Bowman warned the court system, “I find his personality disorder has caused him to lose perspective on the ethics of his behaviors and to be arrested for civil disobedience,” the brief explains.

And Ross, another evaluator, expressed concerns about a “possibility of a sub-clinical bipolar disorder” but that stated, “It is important for me to note … that I am not making these statements purely based upon the fervor of Mr. Brown’s religious beliefs and convictions.”

The resulting conclusion presented to the IBLE was a “Personality Disorder NOS [Not Otherwise Specified]” which contributed to the decision that he cannot even reapply to be a lawyer in Indiana until 2014.

But his complaints about the fact that the evaluations by the JLAP and its subcontractors were biased brought a court response that the statements and those who make them have immunity.

However, he notes that the statements were not “witness” statements, which typically have immunity.

“Defendants Harrell and Sudrovech failed to authenticate defendants Bowman and Ross and/or their reports as expert witness material when the reports were created,” he explained. “None of the defendants at bar have submitted sworn testimony or in any fashion subjected themselves to the pains of perjury.”

In Indiana, the court rules “require that ‘[b]efore testifying, every witness shall swear or affirm to testify to the truth,'” the brief explains.

Brown noted that one of the evaluators, Ross, “demonstrates just the opposite … when he offers, not on oath, to make any change to his report that the government handler requests.” And Brown said Bowman included “hearsay” in her report.

He suggests that either the statements were supposed to be witness statements, and thus violated standard court practices, or they are “nontestimonial,” and, therefore, not qualified for immunity.

“Drs.

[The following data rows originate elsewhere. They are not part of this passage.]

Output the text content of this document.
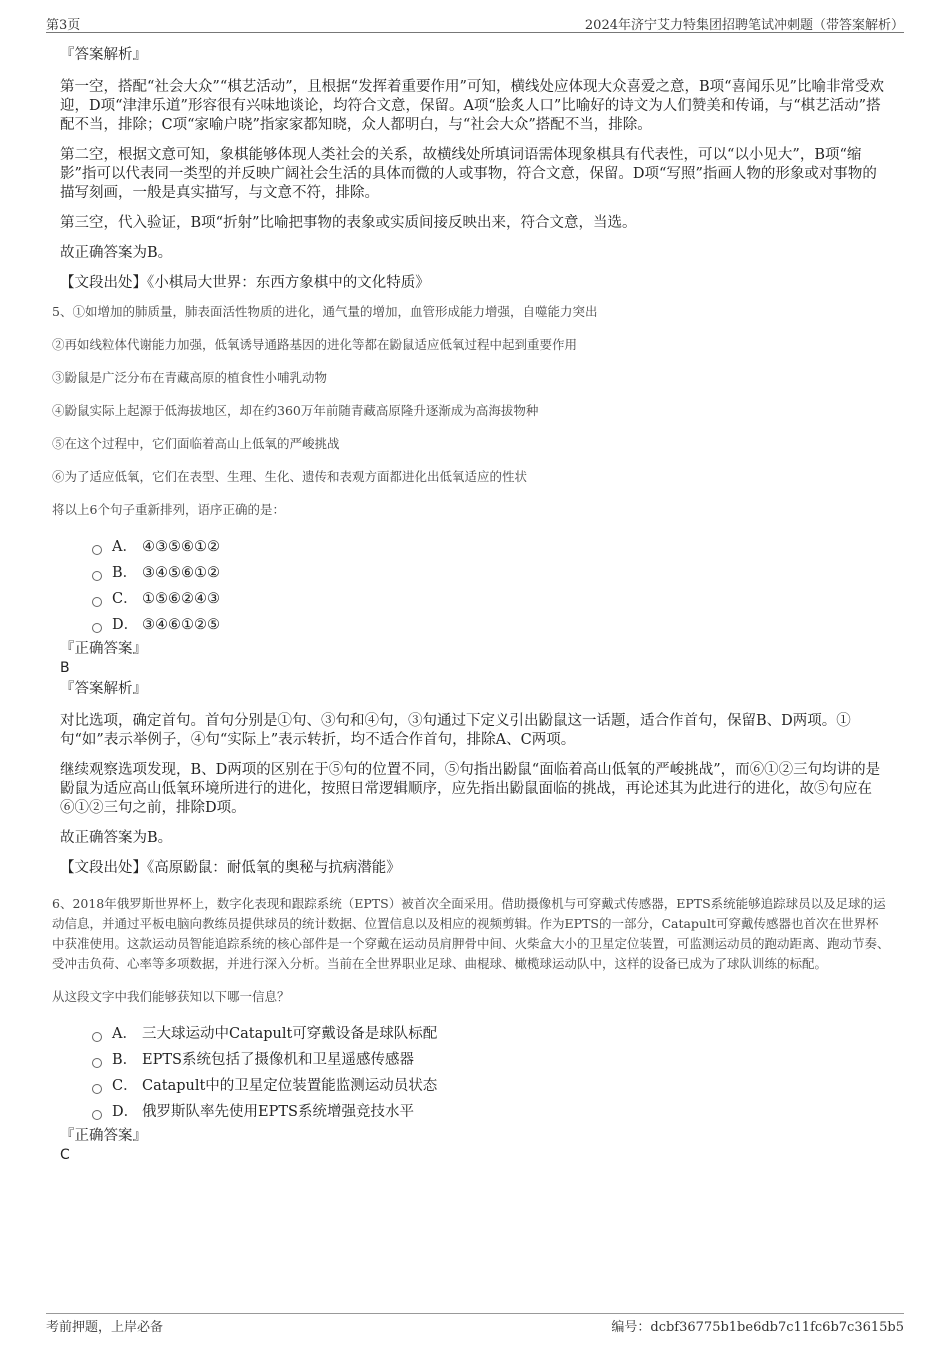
第3页	2024年济宁艾力特集团招聘笔试冲刺题（带答案解析）
『答案解析』

第一空，搭配“社会大众”“棋艺活动”，且根据“发挥着重要作用”可知，横线处应体现大众喜爱之意，B项“喜闻乐见”比喻非常受欢迎，D项“津津乐道”形容很有兴味地谈论，均符合文意，保留。A项“脍炙人口”比喻好的诗文为人们赞美和传诵，与“棋艺活动”搭配不当，排除；C项“家喻户晓”指家家都知晓，众人都明白，与“社会大众”搭配不当，排除。

第二空，根据文意可知，象棋能够体现人类社会的关系，故横线处所填词语需体现象棋具有代表性，可以“以小见大”，B项“缩影”指可以代表同一类型的并反映广阔社会生活的具体而微的人或事物，符合文意，保留。D项“写照”指画人物的形象或对事物的描写刻画，一般是真实描写，与文意不符，排除。

第三空，代入验证，B项“折射”比喻把事物的表象或实质间接反映出来，符合文意，当选。

故正确答案为B。

【文段出处】《小棋局大世界：东西方象棋中的文化特质》

5、①如增加的肺质量，肺表面活性物质的进化，通气量的增加，血管形成能力增强，自噬能力突出

②再如线粒体代谢能力加强，低氧诱导通路基因的进化等都在鼢鼠适应低氧过程中起到重要作用

③鼢鼠是广泛分布在青藏高原的植食性小哺乳动物

④鼢鼠实际上起源于低海拔地区，却在约360万年前随青藏高原隆升逐渐成为高海拔物种

⑤在这个过程中，它们面临着高山上低氧的严峻挑战

⑥为了适应低氧，它们在表型、生理、生化、遗传和表观方面都进化出低氧适应的性状

将以上6个句子重新排列，语序正确的是：

A． ④③⑤⑥①②
B． ③④⑤⑥①②
C． ①⑤⑥②④③
D． ③④⑥①②⑤
『正确答案』
B
『答案解析』

对比选项，确定首句。首句分别是①句、③句和④句，③句通过下定义引出鼢鼠这一话题，适合作首句，保留B、D两项。①句“如”表示举例子，④句“实际上”表示转折，均不适合作首句，排除A、C两项。

继续观察选项发现，B、D两项的区别在于⑤句的位置不同，⑤句指出鼢鼠“面临着高山低氧的严峻挑战”，而⑥①②三句均讲的是鼢鼠为适应高山低氧环境所进行的进化，按照日常逻辑顺序，应先指出鼢鼠面临的挑战，再论述其为此进行的进化，故⑤句应在⑥①②三句之前，排除D项。

故正确答案为B。

【文段出处】《高原鼢鼠：耐低氧的奥秘与抗病潜能》

6、2018年俄罗斯世界杯上，数字化表现和跟踪系统（EPTS）被首次全面采用。借助摄像机与可穿戴式传感器，EPTS系统能够追踪球员以及足球的运动信息，并通过平板电脑向教练员提供球员的统计数据、位置信息以及相应的视频剪辑。作为EPTS的一部分，Catapult可穿戴传感器也首次在世界杯中获准使用。这款运动员智能追踪系统的核心部件是一个穿戴在运动员肩胛骨中间、火柴盒大小的卫星定位装置，可监测运动员的跑动距离、跑动节奏、受冲击负荷、心率等多项数据，并进行深入分析。当前在全世界职业足球、曲棍球、橄榄球运动队中，这样的设备已成为了球队训练的标配。

从这段文字中我们能够获知以下哪一信息？

A． 三大球运动中Catapult可穿戴设备是球队标配
B． EPTS系统包括了摄像机和卫星遥感传感器
C． Catapult中的卫星定位装置能监测运动员状态
D． 俄罗斯队率先使用EPTS系统增强竞技水平
『正确答案』
C
考前押题，上岸必备	编号：dcbf36775b1be6db7c11fc6b7c3615b5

Ross and Bowman were free to mislead in their ‘expert statements’ without worry,” he contends.

Sudrovech declined to answer questions from WND about the case, referring a reporter to a media relations officer for the state Supreme Court. A request for comment to that office did not get a response.

Brown, whose Institute is dedicated to, “Rebirth of Christian chivalry that advances the culture of life by encouraging, empowering and emboldening Christians to cherish, defend and advance faith, family and freedom,” previously served as a deputy attorney general in the state of Kansas.

He was certified as acceptable by the National Board of Law Examiners and has been successful in litigation in venues from Puerto Rico to Oregon, Arizona and New York. He alleges the Indiana result was because the defendants were “involved in collusion toward the goal of violating plaintiff’s rights under the state and federal constitutions.”

Brown reported that two psychiatrists to whom he was ordered, Bryan Flueckiger and William Alexy, determined he had no issues.

He has a long history of battling for the lives of the unborn.

Several years ago, a federal judge ultimately lifted a 20-year-old injunction that regulated pro-life protests at an abortion business in Indiana and – as part of the order – canceled a demand that the advocates for life pay the abortionists’ legal fees that had ballooned to $350,000 with interest.

The ruling was from U.S. District Judge William C. Lee in the case of the Fort Wayne Women’s Health Organization operated by abortionist Ulrich Klopfer and others at 827 Webster Street in Fort Wayne.

The abortionist and several women who never were identified went to court against Northeast Indiana Rescue, Brown and others seeking an order to keep sidewalk counselors away from women entering the abortion business. At the time, the business also was ordered not to interfere with legal protest activities.

The case also produced an order that the pro-life defendants pay $61,000 in legal fees to the abortion business, a payment that never was made and grew to $350,000 with interest over the years.

But it was canceled after the abortion business closed and the building was sold. It now is occupied by Brown’s ArchAngel Institute.